Async image segmentation with SAM 3

An end-to-end async pipeline: a React frontend uploads an image plus a free-text concept prompt, a FastAPI service stores the raw image and dispatches work over NATS, and a Python worker running SAM 3 + OpenCV segments instances of that concept and returns the annotated result. MinIO in dev, real S3 in prod. Source on GitHub.

Source on GitHub →SAM 3 setup recipe

SAM 3 segmenting the concept 'cars' in a NYC street scene — 9 instances highlighted in the annotated view next to the original

Upload an image and a free-text concept prompt; the worker highlights matching instances. Here cars finds 9 instances, segmented in ~5 seconds on an NVIDIA T4.

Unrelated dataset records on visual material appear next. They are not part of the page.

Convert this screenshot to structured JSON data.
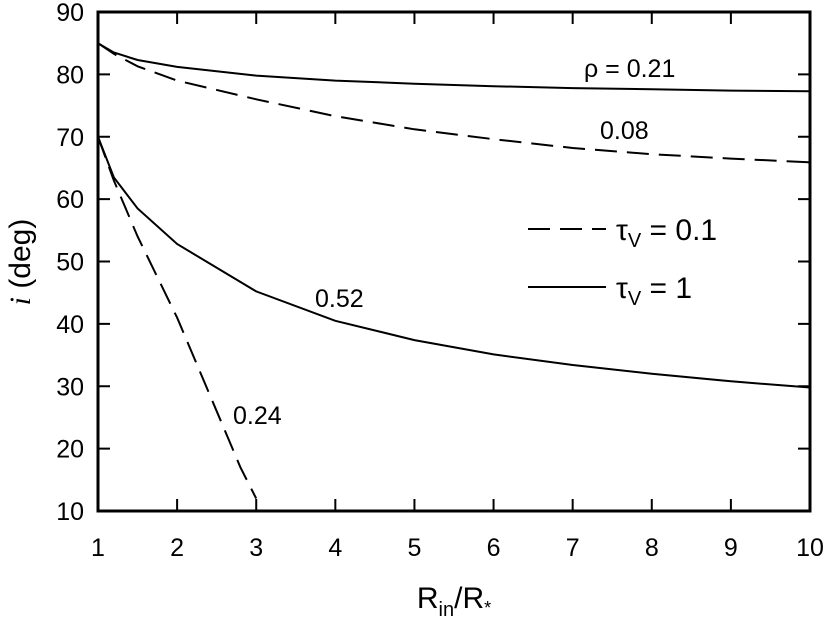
{
  "chart_data": {
    "type": "line",
    "xlabel": "R",
    "xlabel_sub": "in",
    "xlabel_rest": "/R",
    "xlabel_star": "*",
    "ylabel_italic": "i",
    "ylabel_rest": " (deg)",
    "xlim": [
      1,
      10
    ],
    "ylim": [
      10,
      90
    ],
    "xticks": [
      1,
      2,
      3,
      4,
      5,
      6,
      7,
      8,
      9,
      10
    ],
    "yticks": [
      10,
      20,
      30,
      40,
      50,
      60,
      70,
      80,
      90
    ],
    "grid": false,
    "legend_position": "right",
    "legend": [
      {
        "symbol": "τ",
        "sub": "V",
        "text": " = 0.1",
        "style": "dashed"
      },
      {
        "symbol": "τ",
        "sub": "V",
        "text": " = 1",
        "style": "solid"
      }
    ],
    "series": [
      {
        "label": "ρ = 0.21",
        "style": "solid",
        "x": [
          1,
          1.2,
          1.5,
          2,
          3,
          4,
          5,
          6,
          7,
          8,
          9,
          10
        ],
        "y": [
          85,
          83.5,
          82.3,
          81.2,
          79.8,
          79,
          78.5,
          78.1,
          77.8,
          77.6,
          77.4,
          77.3
        ]
      },
      {
        "label": "0.08",
        "style": "dashed",
        "x": [
          1,
          1.2,
          1.5,
          2,
          3,
          4,
          5,
          6,
          7,
          8,
          9,
          10
        ],
        "y": [
          85,
          83.3,
          81.3,
          79,
          76,
          73.3,
          71.2,
          69.6,
          68.2,
          67.2,
          66.5,
          65.9
        ]
      },
      {
        "label": "0.52",
        "style": "solid",
        "x": [
          1,
          1.2,
          1.5,
          2,
          3,
          4,
          5,
          6,
          7,
          8,
          9,
          10
        ],
        "y": [
          70,
          63.5,
          58.5,
          52.8,
          45.2,
          40.5,
          37.4,
          35.1,
          33.4,
          32,
          30.8,
          29.8
        ]
      },
      {
        "label": "0.24",
        "style": "dashed",
        "x": [
          1,
          1.2,
          1.5,
          2,
          2.5,
          2.8,
          3
        ],
        "y": [
          70,
          63,
          54,
          41,
          26,
          17,
          12
        ]
      }
    ]
  }
}
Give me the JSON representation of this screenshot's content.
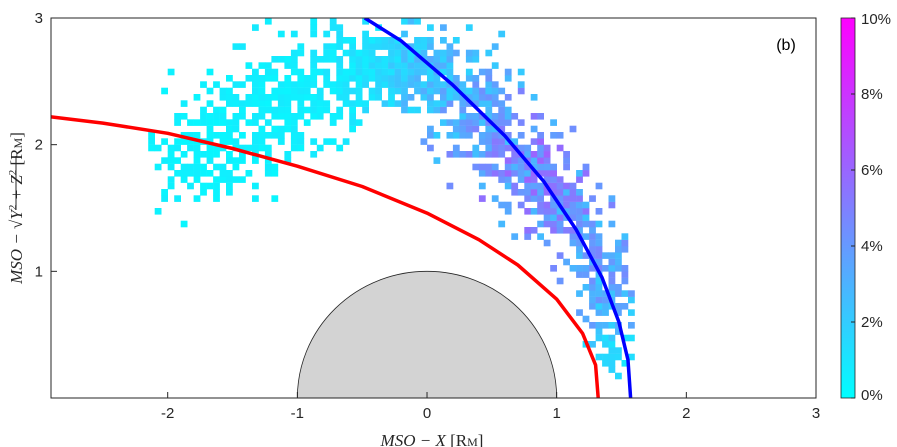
{
  "chart_data": {
    "type": "heatmap",
    "panel_label": "(b)",
    "xlabel_base": "MSO − X",
    "xlabel_unit": "[R",
    "xlabel_unit_sub": "M",
    "xlabel_unit_close": "]",
    "ylabel_base": "MSO − ",
    "ylabel_sqrt": "√",
    "ylabel_radicand": "Y",
    "ylabel_plus": " + Z",
    "ylabel_unit": " [R",
    "ylabel_unit_sub": "M",
    "ylabel_unit_close": "]",
    "xlim": [
      -2.9,
      3.0
    ],
    "ylim": [
      0,
      3
    ],
    "x_ticks": [
      -2,
      -1,
      0,
      1,
      2,
      3
    ],
    "x_tick_labels": [
      "-2",
      "-1",
      "0",
      "1",
      "2",
      "3"
    ],
    "y_ticks": [
      1,
      2,
      3
    ],
    "y_tick_labels": [
      "1",
      "2",
      "3"
    ],
    "colorbar": {
      "min": 0,
      "max": 10,
      "ticks": [
        0,
        2,
        4,
        6,
        8,
        10
      ],
      "tick_labels": [
        "0%",
        "2%",
        "4%",
        "6%",
        "8%",
        "10%"
      ],
      "colors": [
        "#00ffff",
        "#ff00ff"
      ]
    },
    "planet": {
      "center_x": 0,
      "center_y": 0,
      "radius": 1,
      "fill": "#d3d3d3"
    },
    "curves": [
      {
        "color": "#ff0000",
        "points": [
          [
            -2.9,
            2.22
          ],
          [
            -2.5,
            2.17
          ],
          [
            -2.0,
            2.09
          ],
          [
            -1.5,
            1.97
          ],
          [
            -1.0,
            1.83
          ],
          [
            -0.5,
            1.67
          ],
          [
            0.0,
            1.46
          ],
          [
            0.4,
            1.25
          ],
          [
            0.7,
            1.05
          ],
          [
            1.0,
            0.78
          ],
          [
            1.2,
            0.51
          ],
          [
            1.3,
            0.26
          ],
          [
            1.32,
            0.0
          ]
        ]
      },
      {
        "color": "#0000ff",
        "points": [
          [
            -0.48,
            3.0
          ],
          [
            -0.2,
            2.82
          ],
          [
            0.2,
            2.47
          ],
          [
            0.6,
            2.07
          ],
          [
            0.9,
            1.71
          ],
          [
            1.15,
            1.33
          ],
          [
            1.35,
            0.95
          ],
          [
            1.48,
            0.6
          ],
          [
            1.55,
            0.3
          ],
          [
            1.57,
            0.0
          ]
        ]
      }
    ],
    "heatmap_cell_size": 0.05,
    "heatmap_bands": [
      {
        "cx": -1.7,
        "cy": 1.95,
        "spread": 0.35,
        "value": 0.5
      },
      {
        "cx": -1.1,
        "cy": 2.35,
        "spread": 0.35,
        "value": 0.6
      },
      {
        "cx": -0.5,
        "cy": 2.6,
        "spread": 0.3,
        "value": 1.0
      },
      {
        "cx": 0.0,
        "cy": 2.55,
        "spread": 0.32,
        "value": 2.5
      },
      {
        "cx": 0.4,
        "cy": 2.2,
        "spread": 0.3,
        "value": 3.5
      },
      {
        "cx": 0.75,
        "cy": 1.8,
        "spread": 0.28,
        "value": 4.5
      },
      {
        "cx": 1.0,
        "cy": 1.5,
        "spread": 0.26,
        "value": 4.0
      },
      {
        "cx": 1.25,
        "cy": 1.1,
        "spread": 0.22,
        "value": 3.5
      },
      {
        "cx": 1.35,
        "cy": 0.7,
        "spread": 0.18,
        "value": 3.0
      },
      {
        "cx": 1.4,
        "cy": 0.35,
        "spread": 0.14,
        "value": 1.5
      }
    ]
  }
}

The text prompt is the demo

Because the prompt is free text, the same imagewith a different concept picks out an entirely different set of instances. Here's the same street scene with buildings:

SAM 3 segmenting the concept 'buildings' in the same street scene — 13 building instances highlighted

Architecture

The API persists the upload and publishes a request on NATS; the worker segments and reports status and results back over NATS; the API applies those events to the job row. The worker never touches the database directly — communication is NATS-only, which keeps it swappable and replicable. Storage is env-switched: MinIO in dev, real AWS S3 in prod. The same API and worker images run in both; only env changes.

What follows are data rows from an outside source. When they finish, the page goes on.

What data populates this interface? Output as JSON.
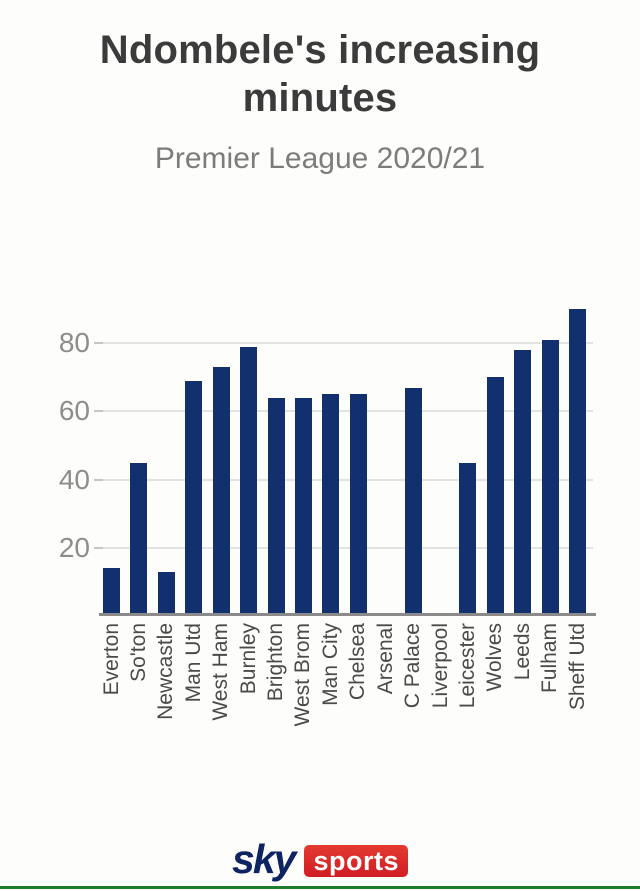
{
  "header": {
    "title": "Ndombele's increasing minutes",
    "subtitle": "Premier League 2020/21"
  },
  "chart_data": {
    "type": "bar",
    "title": "Ndombele's increasing minutes",
    "subtitle": "Premier League 2020/21",
    "categories": [
      "Everton",
      "So'ton",
      "Newcastle",
      "Man Utd",
      "West Ham",
      "Burnley",
      "Brighton",
      "West Brom",
      "Man City",
      "Chelsea",
      "Arsenal",
      "C Palace",
      "Liverpool",
      "Leicester",
      "Wolves",
      "Leeds",
      "Fulham",
      "Sheff Utd"
    ],
    "values": [
      14,
      45,
      13,
      69,
      73,
      79,
      64,
      64,
      65,
      65,
      0,
      67,
      0,
      45,
      70,
      78,
      81,
      90
    ],
    "xlabel": "",
    "ylabel": "",
    "ylim": [
      0,
      92
    ],
    "yticks": [
      20,
      40,
      60,
      80
    ],
    "grid": true,
    "legend": "none",
    "bar_color": "#13306e",
    "gridline_color": "#e3e3e1",
    "axis_line_color": "#8a8a8a",
    "ytick_color": "#8d8d8d",
    "xtick_color": "#4a4a4a"
  },
  "footer": {
    "logo": {
      "sky_label": "sky",
      "sports_label": "sports",
      "sky_navy": "#0e2361",
      "sports_red_top": "#e43a30",
      "sports_red_bottom": "#d01d24"
    },
    "bottom_line_green": "#1e7c2c"
  },
  "colors": {
    "background": "#fdfdfb",
    "title_text": "#3b3b3b",
    "subtitle_text": "#7c7c7c"
  }
}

For the conceptual background — when async queues earn their complexity, how to think about publishers, consumers, and brokers, and the design decisions that come with them (payload content, idempotency, retry policy) — see Increase System Responsiveness and Reliability With Queueing on my Substack.

Tech stack

SAM 3 (facebook/sam3.1 checkpoint) for text-prompted concept segmentation, served from a CUDA worker
OpenCV 4 for mask overlay rendering on the original image (OpenCV 5 has no PyPI wheels yet — the recipe in the repo explains the fallback)
FastAPI service with Alembic-managed Postgres for job state, persisting raw images and presigning URLs from object storage
NATS JetStream as the async message bus (segment.request, segment.status, segment.result)
MinIO for local dev object storage, AWS S3 in prod — env-switched, same code path
React + Vite + TypeScript frontend with optimistic UI on upload and ~2s polling for status
Docker Compose for local dev (make up) and prod (docker-compose.prod.yml + Caddy TLS reverse proxy)

Run it yourself

The infra and API run on any machine — clone, copy .env.example to .env, and make up. Uploads queue but stay pending without a GPU worker. For real segmentation, request access to the SAM 3 checkpoint on Hugging Face, drop an HF_TOKEN into your env, and make up-gpu on an NVIDIA host. No local GPU? The repo's test-on-AWS guide walks through running the dev stack on a rented GPU instance over an SSH tunnel.